The September 2022 mini-budget gets the blame from MAB for what has happened. With their army of mortgage advisers no longer growing, and with stricter underwriting criteria for borrowers, it is going to be a tough year for the company to make any progress. MAB finds comfort in the knowledge that “transactions are delayed, they are not lost”.

My view

This company has, on the face of it, a very nice track record of profitability:

The quality metrics are very good too, which is probably related to the fact that MAB uses a franchise style model. The stock gets a QualityRank of 96.

So I wonder if the disruption caused by recent events might possibly provide a buying opportunity?

MAB was supposed to earn adjusted net income of £24-25m this year.

It will miss that, slightly, and could do worse again next year.

There will also be bigger adjustments to the numbers, after an acquisition: MAB bought 75% of mortgage broker Fluent Money in March, for a cash payment of £73m.

The integration of that company has been successful, but I wonder about the timing of the deal and the valuation. From the announcement RNS:

In the year to Mar-22E, Fluent is expected to generate £38.5m revenue (+45% yoy) and adjusted EBITDA of £4.2m (+118% yoy)

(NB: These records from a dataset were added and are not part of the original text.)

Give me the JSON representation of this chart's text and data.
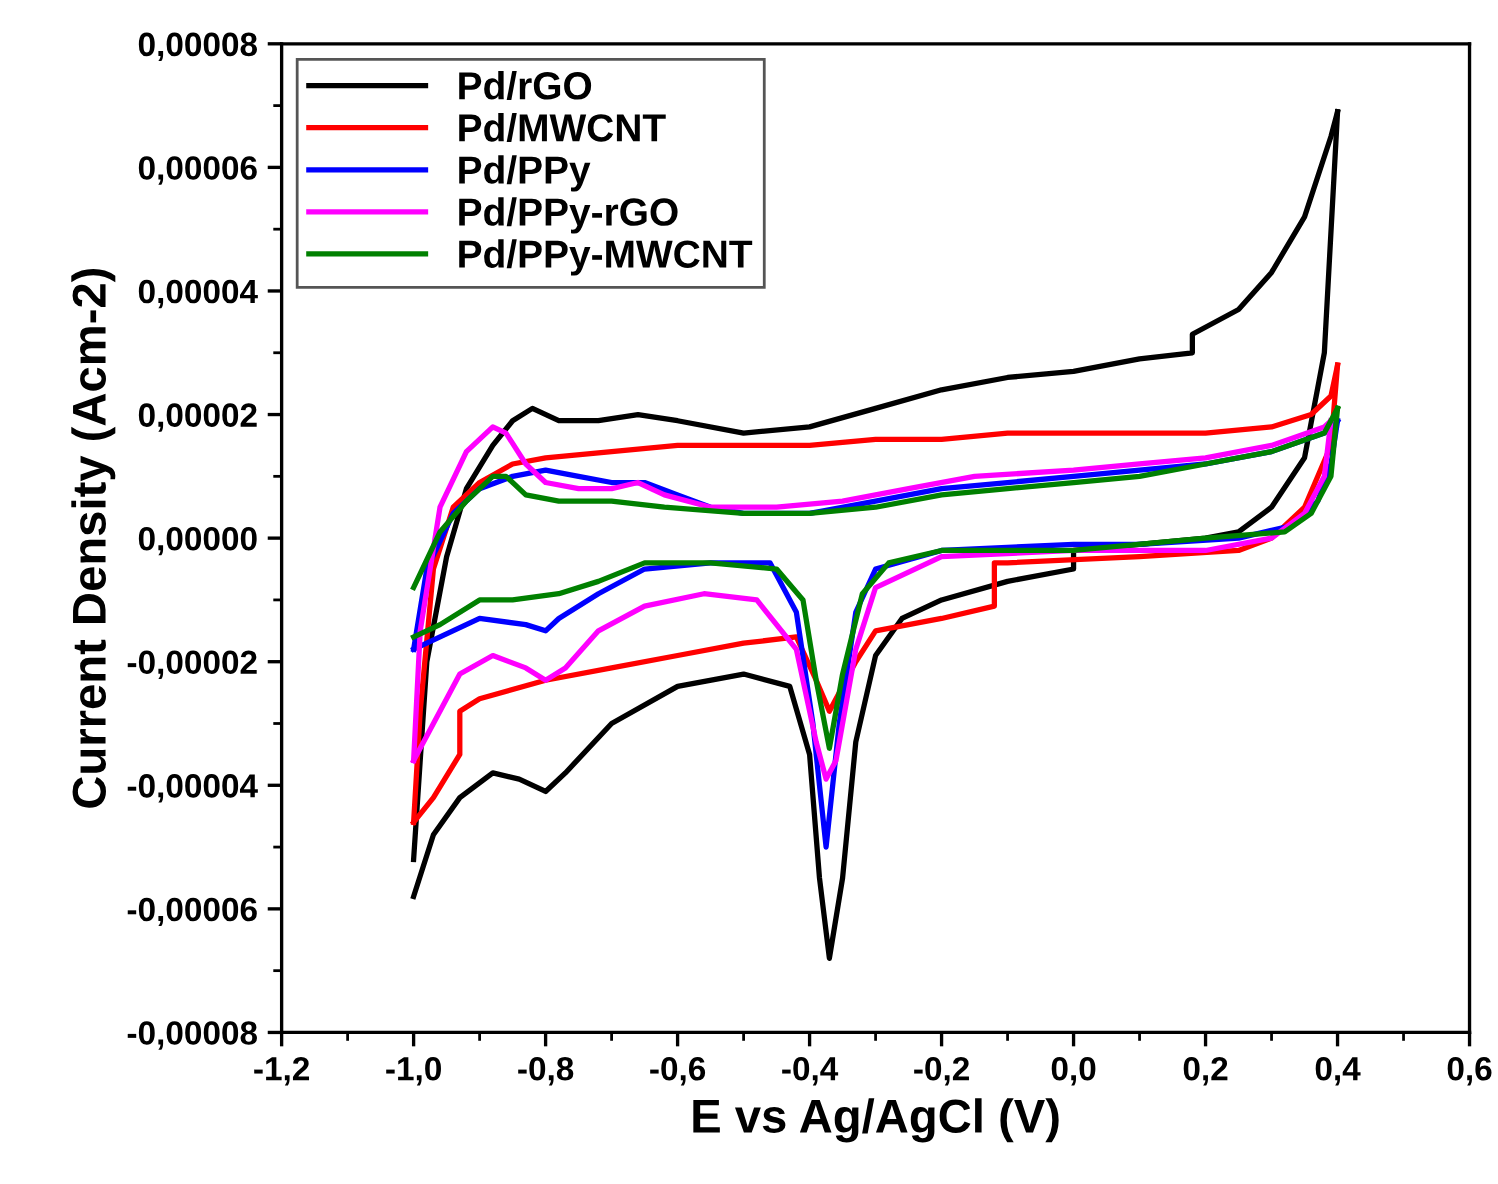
{
  "chart_data": {
    "type": "line",
    "xlabel": "E vs Ag/AgCl (V)",
    "ylabel": "Current Density (Acm-2)",
    "xlim": [
      -1.2,
      0.6
    ],
    "xticks": [
      {
        "value": -1.2,
        "label": "-1,2"
      },
      {
        "value": -1.0,
        "label": "-1,0"
      },
      {
        "value": -0.8,
        "label": "-0,8"
      },
      {
        "value": -0.6,
        "label": "-0,6"
      },
      {
        "value": -0.4,
        "label": "-0,4"
      },
      {
        "value": -0.2,
        "label": "-0,2"
      },
      {
        "value": 0.0,
        "label": "0,0"
      },
      {
        "value": 0.2,
        "label": "0,2"
      },
      {
        "value": 0.4,
        "label": "0,4"
      },
      {
        "value": 0.6,
        "label": "0,6"
      }
    ],
    "ylim": [
      -8e-05,
      8e-05
    ],
    "yticks": [
      {
        "value": -8e-05,
        "label": "-0,00008"
      },
      {
        "value": -6e-05,
        "label": "-0,00006"
      },
      {
        "value": -4e-05,
        "label": "-0,00004"
      },
      {
        "value": -2e-05,
        "label": "-0,00002"
      },
      {
        "value": 0,
        "label": "0,00000"
      },
      {
        "value": 2e-05,
        "label": "0,00002"
      },
      {
        "value": 4e-05,
        "label": "0,00004"
      },
      {
        "value": 6e-05,
        "label": "0,00006"
      },
      {
        "value": 8e-05,
        "label": "0,00008"
      }
    ],
    "grid": false,
    "legend": "top left",
    "marker": "none",
    "line_style": "solid",
    "series": [
      {
        "name": "Pd/rGO",
        "color": "#000000",
        "x": [
          -1.0,
          -0.98,
          -0.95,
          -0.92,
          -0.88,
          -0.85,
          -0.82,
          -0.78,
          -0.72,
          -0.66,
          -0.6,
          -0.5,
          -0.4,
          -0.3,
          -0.2,
          -0.1,
          0.0,
          0.1,
          0.18,
          0.18,
          0.25,
          0.3,
          0.35,
          0.39,
          0.4
        ],
        "values": [
          -5.2e-05,
          -2e-05,
          -3e-06,
          8e-06,
          1.5e-05,
          1.9e-05,
          2.1e-05,
          1.9e-05,
          1.9e-05,
          2e-05,
          1.9e-05,
          1.7e-05,
          1.8e-05,
          2.1e-05,
          2.4e-05,
          2.6e-05,
          2.7e-05,
          2.9e-05,
          3e-05,
          3.3e-05,
          3.7e-05,
          4.3e-05,
          5.2e-05,
          6.5e-05,
          6.9e-05
        ]
      },
      {
        "color": "#000000",
        "x": [
          0.4,
          0.38,
          0.35,
          0.3,
          0.25,
          0.2,
          0.1,
          0.0,
          0.0,
          -0.1,
          -0.2,
          -0.26,
          -0.3,
          -0.33,
          -0.35,
          -0.37,
          -0.385,
          -0.4,
          -0.43,
          -0.5,
          -0.6,
          -0.7,
          -0.77,
          -0.8,
          -0.84,
          -0.88,
          -0.93,
          -0.97,
          -1.0
        ],
        "values": [
          6.9e-05,
          3e-05,
          1.3e-05,
          5e-06,
          1e-06,
          0.0,
          -1e-06,
          -2e-06,
          -5e-06,
          -7e-06,
          -1e-05,
          -1.3e-05,
          -1.9e-05,
          -3.3e-05,
          -5.5e-05,
          -6.8e-05,
          -5.5e-05,
          -3.5e-05,
          -2.4e-05,
          -2.2e-05,
          -2.4e-05,
          -3e-05,
          -3.8e-05,
          -4.1e-05,
          -3.9e-05,
          -3.8e-05,
          -4.2e-05,
          -4.8e-05,
          -5.8e-05
        ]
      },
      {
        "name": "Pd/MWCNT",
        "color": "#ff0000",
        "x": [
          -1.0,
          -0.99,
          -0.97,
          -0.94,
          -0.9,
          -0.85,
          -0.8,
          -0.7,
          -0.6,
          -0.5,
          -0.4,
          -0.3,
          -0.2,
          -0.1,
          0.0,
          0.1,
          0.2,
          0.3,
          0.36,
          0.39,
          0.4
        ],
        "values": [
          -4.6e-05,
          -2.8e-05,
          -5e-06,
          5e-06,
          9e-06,
          1.2e-05,
          1.3e-05,
          1.4e-05,
          1.5e-05,
          1.5e-05,
          1.5e-05,
          1.6e-05,
          1.6e-05,
          1.7e-05,
          1.7e-05,
          1.7e-05,
          1.7e-05,
          1.8e-05,
          2e-05,
          2.3e-05,
          2.8e-05
        ]
      },
      {
        "color": "#ff0000",
        "x": [
          0.4,
          0.39,
          0.35,
          0.3,
          0.25,
          0.1,
          -0.1,
          -0.12,
          -0.12,
          -0.2,
          -0.3,
          -0.33,
          -0.37,
          -0.39,
          -0.42,
          -0.5,
          -0.6,
          -0.7,
          -0.8,
          -0.9,
          -0.93,
          -0.93,
          -0.97,
          -1.0
        ],
        "values": [
          2.8e-05,
          1.5e-05,
          5e-06,
          0.0,
          -2e-06,
          -3e-06,
          -4e-06,
          -4e-06,
          -1.1e-05,
          -1.3e-05,
          -1.5e-05,
          -2e-05,
          -2.8e-05,
          -2.3e-05,
          -1.6e-05,
          -1.7e-05,
          -1.9e-05,
          -2.1e-05,
          -2.3e-05,
          -2.6e-05,
          -2.8e-05,
          -3.5e-05,
          -4.2e-05,
          -4.6e-05
        ]
      },
      {
        "name": "Pd/PPy",
        "color": "#0000ff",
        "x": [
          -1.0,
          -0.98,
          -0.94,
          -0.9,
          -0.85,
          -0.8,
          -0.75,
          -0.7,
          -0.65,
          -0.6,
          -0.55,
          -0.5,
          -0.4,
          -0.3,
          -0.2,
          -0.1,
          0.0,
          0.1,
          0.2,
          0.3,
          0.38,
          0.4
        ],
        "values": [
          -1.8e-05,
          -5e-06,
          4e-06,
          8e-06,
          1e-05,
          1.1e-05,
          1e-05,
          9e-06,
          9e-06,
          7e-06,
          5e-06,
          4e-06,
          4e-06,
          6e-06,
          8e-06,
          9e-06,
          1e-05,
          1.1e-05,
          1.2e-05,
          1.4e-05,
          1.7e-05,
          1.9e-05
        ]
      },
      {
        "color": "#0000ff",
        "x": [
          0.4,
          0.39,
          0.37,
          0.33,
          0.25,
          0.1,
          0.0,
          -0.2,
          -0.3,
          -0.33,
          -0.355,
          -0.375,
          -0.395,
          -0.42,
          -0.46,
          -0.55,
          -0.65,
          -0.72,
          -0.78,
          -0.8,
          -0.83,
          -0.9,
          -1.0
        ],
        "values": [
          1.9e-05,
          1.2e-05,
          6e-06,
          2e-06,
          0.0,
          -1e-06,
          -1e-06,
          -2e-06,
          -5e-06,
          -1.2e-05,
          -3e-05,
          -5e-05,
          -3e-05,
          -1.2e-05,
          -4e-06,
          -4e-06,
          -5e-06,
          -9e-06,
          -1.3e-05,
          -1.5e-05,
          -1.4e-05,
          -1.3e-05,
          -1.8e-05
        ]
      },
      {
        "name": "Pd/PPy-rGO",
        "color": "#ff00ff",
        "x": [
          -1.0,
          -0.99,
          -0.96,
          -0.92,
          -0.88,
          -0.86,
          -0.83,
          -0.8,
          -0.75,
          -0.7,
          -0.66,
          -0.62,
          -0.55,
          -0.45,
          -0.35,
          -0.25,
          -0.15,
          0.0,
          0.1,
          0.2,
          0.3,
          0.38,
          0.39
        ],
        "values": [
          -3.6e-05,
          -1.5e-05,
          5e-06,
          1.4e-05,
          1.8e-05,
          1.7e-05,
          1.2e-05,
          9e-06,
          8e-06,
          8e-06,
          9e-06,
          7e-06,
          5e-06,
          5e-06,
          6e-06,
          8e-06,
          1e-05,
          1.1e-05,
          1.2e-05,
          1.3e-05,
          1.5e-05,
          1.8e-05,
          1.9e-05
        ]
      },
      {
        "color": "#ff00ff",
        "x": [
          0.39,
          0.38,
          0.35,
          0.3,
          0.2,
          0.0,
          -0.2,
          -0.3,
          -0.33,
          -0.36,
          -0.375,
          -0.39,
          -0.42,
          -0.48,
          -0.56,
          -0.65,
          -0.72,
          -0.77,
          -0.8,
          -0.83,
          -0.88,
          -0.93,
          -0.97,
          -1.0
        ],
        "values": [
          1.9e-05,
          1e-05,
          4e-06,
          0.0,
          -2e-06,
          -2e-06,
          -3e-06,
          -8e-06,
          -1.8e-05,
          -3.6e-05,
          -3.9e-05,
          -3.3e-05,
          -1.8e-05,
          -1e-05,
          -9e-06,
          -1.1e-05,
          -1.5e-05,
          -2.1e-05,
          -2.3e-05,
          -2.1e-05,
          -1.9e-05,
          -2.2e-05,
          -3e-05,
          -3.6e-05
        ]
      },
      {
        "name": "Pd/PPy-MWCNT",
        "color": "#008000",
        "x": [
          -1.0,
          -0.96,
          -0.92,
          -0.88,
          -0.86,
          -0.83,
          -0.78,
          -0.7,
          -0.62,
          -0.5,
          -0.4,
          -0.3,
          -0.2,
          -0.1,
          0.0,
          0.1,
          0.2,
          0.3,
          0.38,
          0.4
        ],
        "values": [
          -8e-06,
          1e-06,
          6e-06,
          1e-05,
          1e-05,
          7e-06,
          6e-06,
          6e-06,
          5e-06,
          4e-06,
          4e-06,
          5e-06,
          7e-06,
          8e-06,
          9e-06,
          1e-05,
          1.2e-05,
          1.4e-05,
          1.7e-05,
          2.1e-05
        ]
      },
      {
        "color": "#008000",
        "x": [
          0.4,
          0.39,
          0.36,
          0.32,
          0.2,
          0.0,
          -0.2,
          -0.28,
          -0.32,
          -0.35,
          -0.37,
          -0.39,
          -0.41,
          -0.45,
          -0.55,
          -0.65,
          -0.72,
          -0.78,
          -0.85,
          -0.9,
          -0.96,
          -1.0
        ],
        "values": [
          2.1e-05,
          1e-05,
          4e-06,
          1e-06,
          0.0,
          -2e-06,
          -2e-06,
          -4e-06,
          -9e-06,
          -2.2e-05,
          -3.4e-05,
          -2.3e-05,
          -1e-05,
          -5e-06,
          -4e-06,
          -4e-06,
          -7e-06,
          -9e-06,
          -1e-05,
          -1e-05,
          -1.4e-05,
          -1.6e-05
        ]
      }
    ]
  }
}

MAB said that they expected Fluent’s adjusted EBITDA to double this year, but it still feels like they paid a very heavy price for it.

On balance, I reckon it’s worth keeping an eye on this one: if they maintain their track record of profitability, despite the downturn, and are ready for the upturn when it eventually comes, then their shareholders could do very nicely indeed. The elimination of any short-term growth prospects is unfortunate but could be priced in already at these levels.